In both these cases power has been used to judge, rather than serve.

Today’s gospel reading also begins with a striking picture of power and judgement…Christ in glory, attended by angels, seated on a throne. There’s no mistaking who the king is. And the judgement seems fairly straightforward too – there are sheep and goats – surely it’s pretty obvious which are which.

I imagine those listening to Jesus thought this too. Probably they were fairly confident about who the sheep were… …religious people…followers of Jesus…people like them. Because it’s not just US presidents and police chiefs who use their power to support their own.

But of course, it turns out not to be that simple.

This king, it seems, doesn’t use his power to benefit those like him, whilst ignoring the others. And he doesn’t want his followers to do that either. For me the interesting thing about this picture, is that the difference between sheep and goats is not at all obvious. Even individuals themselves seem surprised at which group they belong to.

This is a picture of Kingship using power for the good of all – especially those who need it most. Followers of this King are called especially to the poor, the needy, the prisoner, the stranger…those on the outside.

We might wonder what is specifically Christian about this…good people of all faiths and none spend their time and money helping of others.

Well for me this goes beyond an instruction to charity. In this passage, Christ says to the people, “I was hungry, thirsty, sick, naked, a prisoner, a stranger…the way you dealt with such people is the way you dealt with me.”

This is a completely different exercising of power. Christ comes not just to help the weak and powerless – he identifies totally with them.
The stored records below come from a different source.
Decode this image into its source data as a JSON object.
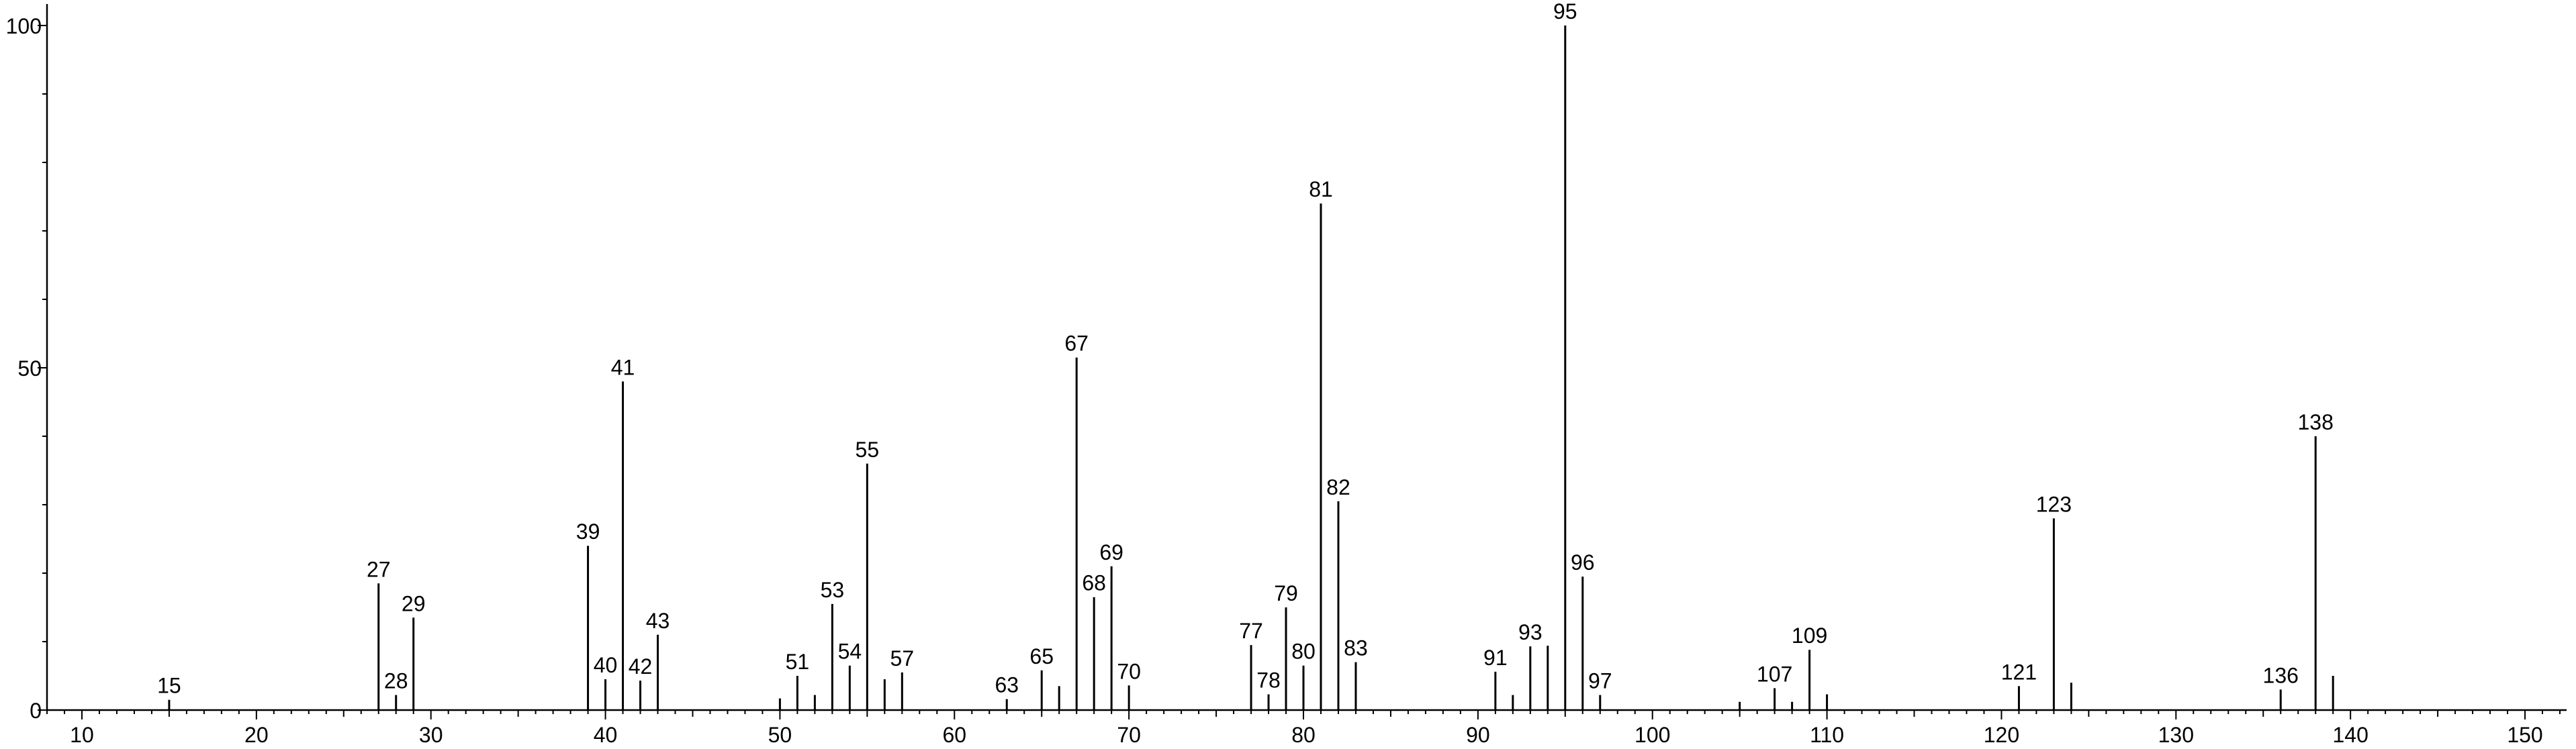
{
  "chart_data": {
    "type": "bar",
    "title": "",
    "xlabel": "",
    "ylabel": "",
    "xlim": [
      8,
      152
    ],
    "ylim": [
      0,
      100
    ],
    "x_ticks": [
      10,
      20,
      30,
      40,
      50,
      60,
      70,
      80,
      90,
      100,
      110,
      120,
      130,
      140,
      150
    ],
    "y_ticks": [
      0,
      50,
      100
    ],
    "grid": false,
    "peaks": [
      {
        "mz": 15,
        "intensity": 1.5,
        "label": "15"
      },
      {
        "mz": 27,
        "intensity": 18.5,
        "label": "27"
      },
      {
        "mz": 28,
        "intensity": 2.2,
        "label": "28"
      },
      {
        "mz": 29,
        "intensity": 13.5,
        "label": "29"
      },
      {
        "mz": 39,
        "intensity": 24,
        "label": "39"
      },
      {
        "mz": 40,
        "intensity": 4.5,
        "label": "40"
      },
      {
        "mz": 41,
        "intensity": 48,
        "label": "41"
      },
      {
        "mz": 42,
        "intensity": 4.3,
        "label": "42"
      },
      {
        "mz": 43,
        "intensity": 11,
        "label": "43"
      },
      {
        "mz": 50,
        "intensity": 1.7
      },
      {
        "mz": 51,
        "intensity": 5,
        "label": "51"
      },
      {
        "mz": 52,
        "intensity": 2.2
      },
      {
        "mz": 53,
        "intensity": 15.5,
        "label": "53"
      },
      {
        "mz": 54,
        "intensity": 6.5,
        "label": "54"
      },
      {
        "mz": 55,
        "intensity": 36,
        "label": "55"
      },
      {
        "mz": 56,
        "intensity": 4.5
      },
      {
        "mz": 57,
        "intensity": 5.5,
        "label": "57"
      },
      {
        "mz": 63,
        "intensity": 1.6,
        "label": "63"
      },
      {
        "mz": 65,
        "intensity": 5.8,
        "label": "65"
      },
      {
        "mz": 66,
        "intensity": 3.5
      },
      {
        "mz": 67,
        "intensity": 51.5,
        "label": "67"
      },
      {
        "mz": 68,
        "intensity": 16.5,
        "label": "68"
      },
      {
        "mz": 69,
        "intensity": 21,
        "label": "69"
      },
      {
        "mz": 70,
        "intensity": 3.6,
        "label": "70"
      },
      {
        "mz": 77,
        "intensity": 9.5,
        "label": "77"
      },
      {
        "mz": 78,
        "intensity": 2.3,
        "label": "78"
      },
      {
        "mz": 79,
        "intensity": 15,
        "label": "79"
      },
      {
        "mz": 80,
        "intensity": 6.5,
        "label": "80"
      },
      {
        "mz": 81,
        "intensity": 74,
        "label": "81"
      },
      {
        "mz": 82,
        "intensity": 30.5,
        "label": "82"
      },
      {
        "mz": 83,
        "intensity": 7,
        "label": "83"
      },
      {
        "mz": 91,
        "intensity": 5.6,
        "label": "91"
      },
      {
        "mz": 92,
        "intensity": 2.2
      },
      {
        "mz": 93,
        "intensity": 9.3,
        "label": "93"
      },
      {
        "mz": 94,
        "intensity": 9.4
      },
      {
        "mz": 95,
        "intensity": 100,
        "label": "95"
      },
      {
        "mz": 96,
        "intensity": 19.5,
        "label": "96"
      },
      {
        "mz": 97,
        "intensity": 2.2,
        "label": "97"
      },
      {
        "mz": 105,
        "intensity": 1.2
      },
      {
        "mz": 107,
        "intensity": 3.2,
        "label": "107"
      },
      {
        "mz": 108,
        "intensity": 1.2
      },
      {
        "mz": 109,
        "intensity": 8.8,
        "label": "109"
      },
      {
        "mz": 110,
        "intensity": 2.3
      },
      {
        "mz": 121,
        "intensity": 3.5,
        "label": "121"
      },
      {
        "mz": 123,
        "intensity": 28,
        "label": "123"
      },
      {
        "mz": 124,
        "intensity": 4
      },
      {
        "mz": 136,
        "intensity": 3,
        "label": "136"
      },
      {
        "mz": 138,
        "intensity": 40,
        "label": "138"
      },
      {
        "mz": 139,
        "intensity": 5
      }
    ]
  }
}
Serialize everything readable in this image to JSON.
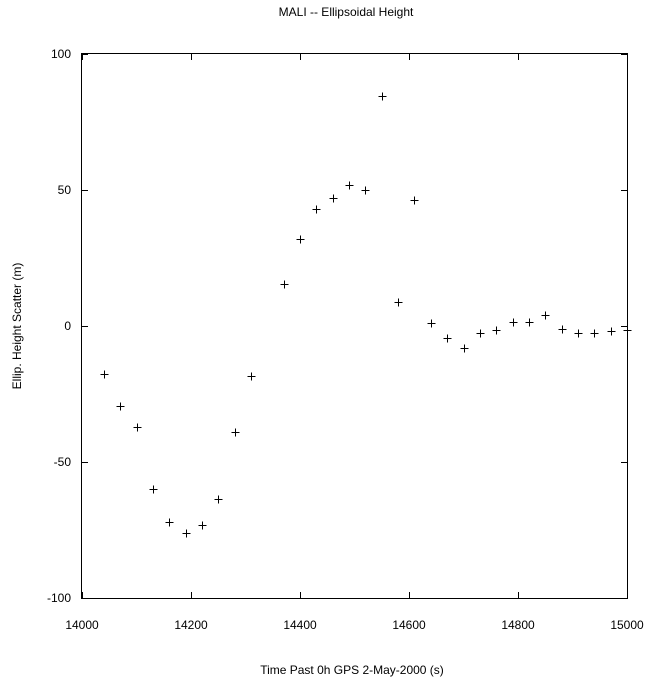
{
  "chart_data": {
    "type": "scatter",
    "title": "MALI -- Ellipsoidal Height",
    "xlabel": "Time Past 0h GPS 2-May-2000  (s)",
    "ylabel": "Ellip. Height Scatter  (m)",
    "xlim": [
      14000,
      15000
    ],
    "ylim": [
      -100,
      100
    ],
    "xticks": [
      14000,
      14200,
      14400,
      14600,
      14800,
      15000
    ],
    "yticks": [
      100,
      50,
      0,
      -50,
      -100
    ],
    "grid": false,
    "marker": "+",
    "series": [
      {
        "x": [
          14040,
          14070,
          14100,
          14130,
          14160,
          14190,
          14220,
          14250,
          14280,
          14310,
          14370,
          14400,
          14430,
          14460,
          14490,
          14520,
          14550,
          14580,
          14610,
          14640,
          14670,
          14700,
          14730,
          14760,
          14790,
          14820,
          14850,
          14880,
          14910,
          14940,
          14970,
          15000
        ],
        "y": [
          -17.5,
          -29.5,
          -37,
          -60,
          -72,
          -76,
          -73,
          -63.5,
          -39,
          -18.5,
          15.5,
          32,
          43,
          47,
          52,
          50,
          84.5,
          9,
          46.5,
          1,
          -4.5,
          -8,
          -2.5,
          -1.5,
          1.5,
          1.5,
          4,
          -1,
          -2.5,
          -2.5,
          -2,
          -1.5
        ]
      }
    ]
  }
}
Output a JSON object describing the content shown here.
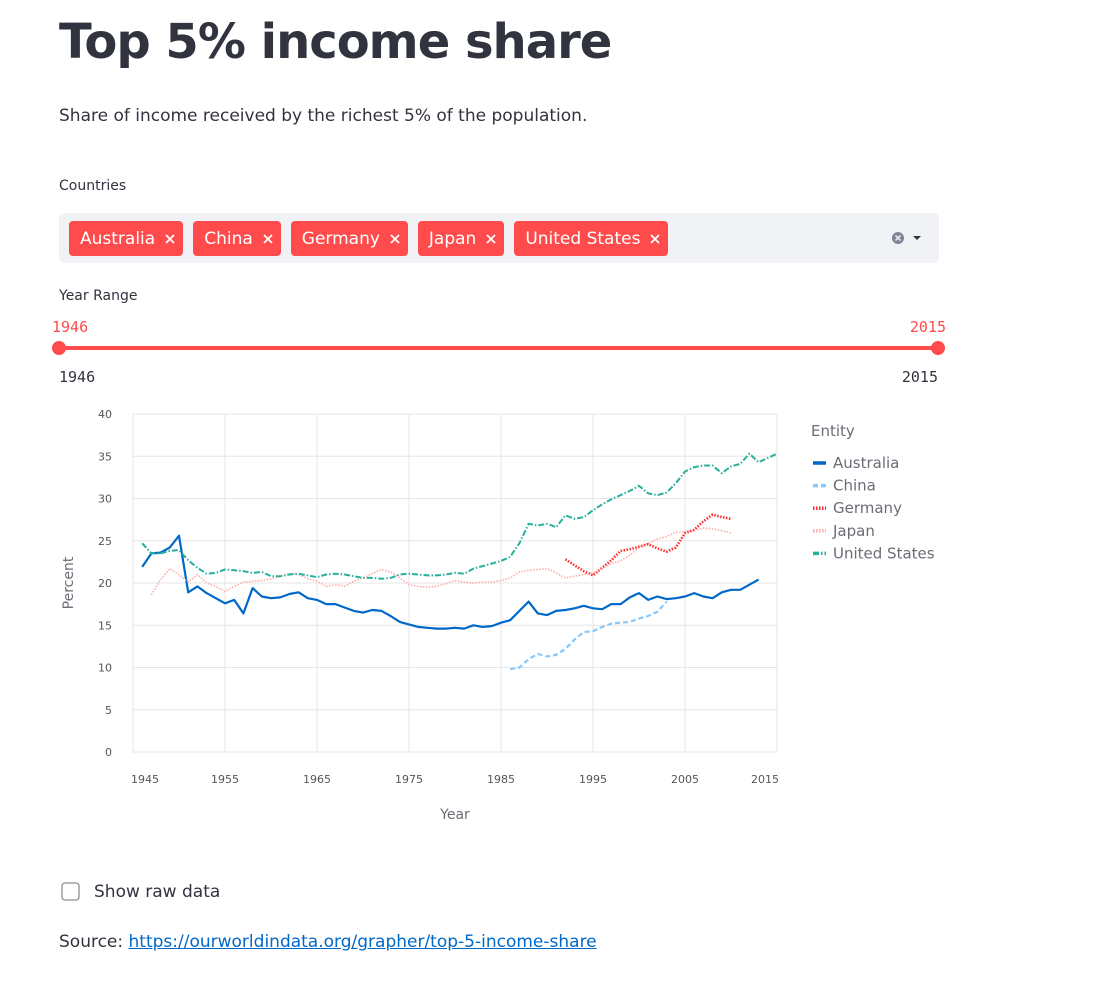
{
  "header": {
    "title": "Top 5% income share",
    "subtitle": "Share of income received by the richest 5% of the population."
  },
  "filters": {
    "countries_label": "Countries",
    "selected": [
      "Australia",
      "China",
      "Germany",
      "Japan",
      "United States"
    ],
    "year_range_label": "Year Range",
    "year_range": [
      1946,
      2015
    ],
    "year_min": 1946,
    "year_max": 2015
  },
  "chart_data": {
    "type": "line",
    "x_label": "Year",
    "y_label": "Percent",
    "legend_title": "Entity",
    "legend": "right",
    "xlim": [
      1945,
      2015
    ],
    "xticks": [
      1945,
      1955,
      1965,
      1975,
      1985,
      1995,
      2005,
      2015
    ],
    "ylim": [
      0,
      40
    ],
    "yticks": [
      0,
      5,
      10,
      15,
      20,
      25,
      30,
      35,
      40
    ],
    "grid": true,
    "x": [
      1946,
      1947,
      1948,
      1949,
      1950,
      1951,
      1952,
      1953,
      1954,
      1955,
      1956,
      1957,
      1958,
      1959,
      1960,
      1961,
      1962,
      1963,
      1964,
      1965,
      1966,
      1967,
      1968,
      1969,
      1970,
      1971,
      1972,
      1973,
      1974,
      1975,
      1976,
      1977,
      1978,
      1979,
      1980,
      1981,
      1982,
      1983,
      1984,
      1985,
      1986,
      1987,
      1988,
      1989,
      1990,
      1991,
      1992,
      1993,
      1994,
      1995,
      1996,
      1997,
      1998,
      1999,
      2000,
      2001,
      2002,
      2003,
      2004,
      2005,
      2006,
      2007,
      2008,
      2009,
      2010,
      2011,
      2012,
      2013,
      2014,
      2015
    ],
    "series": [
      {
        "name": "Australia",
        "color": "#0068c9",
        "values": [
          21.9,
          23.5,
          23.6,
          24.2,
          25.6,
          18.9,
          19.6,
          18.8,
          18.2,
          17.6,
          18.0,
          16.4,
          19.4,
          18.4,
          18.2,
          18.3,
          18.7,
          18.9,
          18.2,
          18.0,
          17.5,
          17.5,
          17.1,
          16.7,
          16.5,
          16.8,
          16.7,
          16.1,
          15.4,
          15.1,
          14.8,
          14.7,
          14.6,
          14.6,
          14.7,
          14.6,
          15.0,
          14.8,
          14.9,
          15.3,
          15.6,
          16.7,
          17.8,
          16.4,
          16.2,
          16.7,
          16.8,
          17.0,
          17.3,
          17.0,
          16.9,
          17.5,
          17.5,
          18.3,
          18.8,
          18.0,
          18.4,
          18.1,
          18.2,
          18.4,
          18.8,
          18.4,
          18.2,
          18.9,
          19.2,
          19.2,
          19.8,
          20.4,
          null,
          null
        ]
      },
      {
        "name": "China",
        "color": "#83c9ff",
        "values": [
          null,
          null,
          null,
          null,
          null,
          null,
          null,
          null,
          null,
          null,
          null,
          null,
          null,
          null,
          null,
          null,
          null,
          null,
          null,
          null,
          null,
          null,
          null,
          null,
          null,
          null,
          null,
          null,
          null,
          null,
          null,
          null,
          null,
          null,
          null,
          null,
          null,
          null,
          null,
          null,
          9.8,
          10.0,
          11.0,
          11.6,
          11.3,
          11.5,
          12.2,
          13.3,
          14.2,
          14.3,
          14.8,
          15.2,
          15.3,
          15.4,
          15.8,
          16.1,
          16.6,
          17.8,
          null,
          null,
          null,
          null,
          null,
          null,
          null,
          null,
          null,
          null,
          null,
          null
        ]
      },
      {
        "name": "Germany",
        "color": "#ff2b2b",
        "values": [
          null,
          null,
          null,
          null,
          null,
          null,
          null,
          null,
          null,
          null,
          null,
          null,
          null,
          null,
          null,
          null,
          null,
          null,
          null,
          null,
          null,
          null,
          null,
          null,
          null,
          null,
          null,
          null,
          null,
          null,
          null,
          null,
          null,
          null,
          null,
          null,
          null,
          null,
          null,
          null,
          null,
          null,
          null,
          null,
          null,
          null,
          22.8,
          22.1,
          21.4,
          20.9,
          21.8,
          22.7,
          23.8,
          24.0,
          24.3,
          24.6,
          24.1,
          23.7,
          24.2,
          25.9,
          26.3,
          27.3,
          28.1,
          27.8,
          27.6,
          null,
          null,
          null,
          null,
          null
        ]
      },
      {
        "name": "Japan",
        "color": "#ffabab",
        "values": [
          null,
          18.6,
          20.4,
          21.7,
          21.0,
          20.1,
          21.0,
          20.0,
          19.6,
          19.0,
          19.6,
          20.1,
          20.2,
          20.3,
          20.5,
          20.8,
          21.1,
          21.0,
          20.5,
          20.2,
          19.6,
          19.8,
          19.6,
          20.2,
          20.6,
          21.1,
          21.6,
          21.3,
          20.6,
          19.8,
          19.6,
          19.5,
          19.6,
          19.9,
          20.3,
          20.1,
          20.0,
          20.1,
          20.1,
          20.3,
          20.6,
          21.3,
          21.5,
          21.6,
          21.7,
          21.2,
          20.6,
          20.8,
          21.0,
          21.2,
          21.7,
          22.3,
          22.6,
          23.3,
          24.2,
          24.7,
          25.2,
          25.5,
          26.0,
          26.1,
          26.2,
          26.5,
          26.4,
          26.2,
          25.9,
          null,
          null,
          null,
          null,
          null
        ]
      },
      {
        "name": "United States",
        "color": "#29b09d",
        "values": [
          24.7,
          23.5,
          23.5,
          23.8,
          23.9,
          22.7,
          21.8,
          21.1,
          21.2,
          21.6,
          21.5,
          21.4,
          21.2,
          21.3,
          20.8,
          20.8,
          21.0,
          21.1,
          20.9,
          20.7,
          21.0,
          21.1,
          21.0,
          20.8,
          20.6,
          20.6,
          20.5,
          20.6,
          21.0,
          21.1,
          21.0,
          20.9,
          20.9,
          21.0,
          21.2,
          21.1,
          21.7,
          22.0,
          22.3,
          22.6,
          23.1,
          24.7,
          27.0,
          26.8,
          27.0,
          26.6,
          28.0,
          27.6,
          27.8,
          28.6,
          29.3,
          29.9,
          30.4,
          30.9,
          31.5,
          30.6,
          30.4,
          30.7,
          31.8,
          33.2,
          33.7,
          33.9,
          33.9,
          33.0,
          33.8,
          34.1,
          35.3,
          34.3,
          34.8,
          35.3
        ]
      }
    ]
  },
  "raw_data_toggle": {
    "label": "Show raw data",
    "checked": false
  },
  "footer": {
    "source_label": "Source:",
    "link": "https://ourworldindata.org/grapher/top-5-income-share"
  }
}
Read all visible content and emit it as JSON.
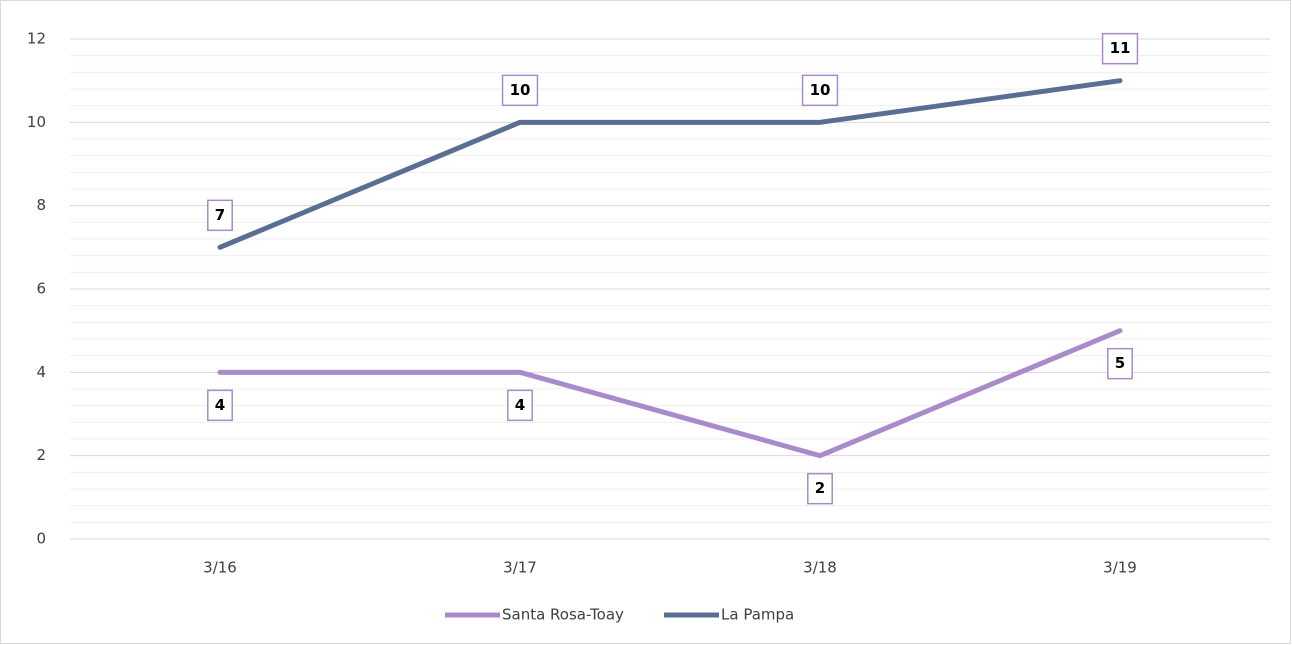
{
  "chart_data": {
    "type": "line",
    "categories": [
      "3/16",
      "3/17",
      "3/18",
      "3/19"
    ],
    "series": [
      {
        "name": "Santa Rosa-Toay",
        "color": "#a98bcb",
        "values": [
          4,
          4,
          2,
          5
        ],
        "label_position": "below"
      },
      {
        "name": "La Pampa",
        "color": "#5a6e95",
        "values": [
          7,
          10,
          10,
          11
        ],
        "label_position": "above"
      }
    ],
    "ylim": [
      0,
      12
    ],
    "yticks": [
      0,
      2,
      4,
      6,
      8,
      10,
      12
    ],
    "yminorticks": [
      0.4,
      0.8,
      1.2,
      1.6,
      2.4,
      2.8,
      3.2,
      3.6,
      4.4,
      4.8,
      5.2,
      5.6,
      6.4,
      6.8,
      7.2,
      7.6,
      8.4,
      8.8,
      9.2,
      9.6,
      10.4,
      10.8,
      11.2,
      11.6
    ],
    "grid": true,
    "legend": "bottom"
  }
}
As Christians we are asked not just to help the weak and vulnerable we come across – but to meet our king and saviour in those people.

Christ says – when your life is disrupted by the powerless – when you have those uncomfortable encounters with the homeless, with refugees – that’s the place you can be sure to find me. It gives those people at the bottom of our society new dignity – and in a way, power, because it should change the way we look on them.

“Whatever you did to one of the least of these,” says Christ, “you did to me.”

There’s a sobering thought. When we come across someone in need and powerless, whatever we do – we’re doing to Christ…whatever we do, the positive and the negative. It’s not about our stated beliefs, or mission statements, but how we react when caught off guard. How we use our power over others.

After reading this I’ve been haunted a little by a plea for help to which I did not respond. I may have been right, that it wasn’t really something within my capacity…but I can’t help wondering…would I have responded differently had I thought it was Christ on the other end of the phone…

Of course, we cannot help everyone we come across in the way we might want, but we can control the way we look, smile, speak or ignore. We can try to look for Christ in those, the least of his children.

As Christians, though, we have not only this enormous challenge, we also have a promise. We may be lucky enough never to be cold, hungry or in prison…but at times we all feel helpless and overwhelmed. At times we are those ‘little ones’. And it is in these moments above all others that our King is with us. If we are in despair, Christ not only loves us, he dwells in us.

And when we are weak, vulnerable and powerless, we are the place where others can meet with Christ. There’s a thought for the turning of the church’s year!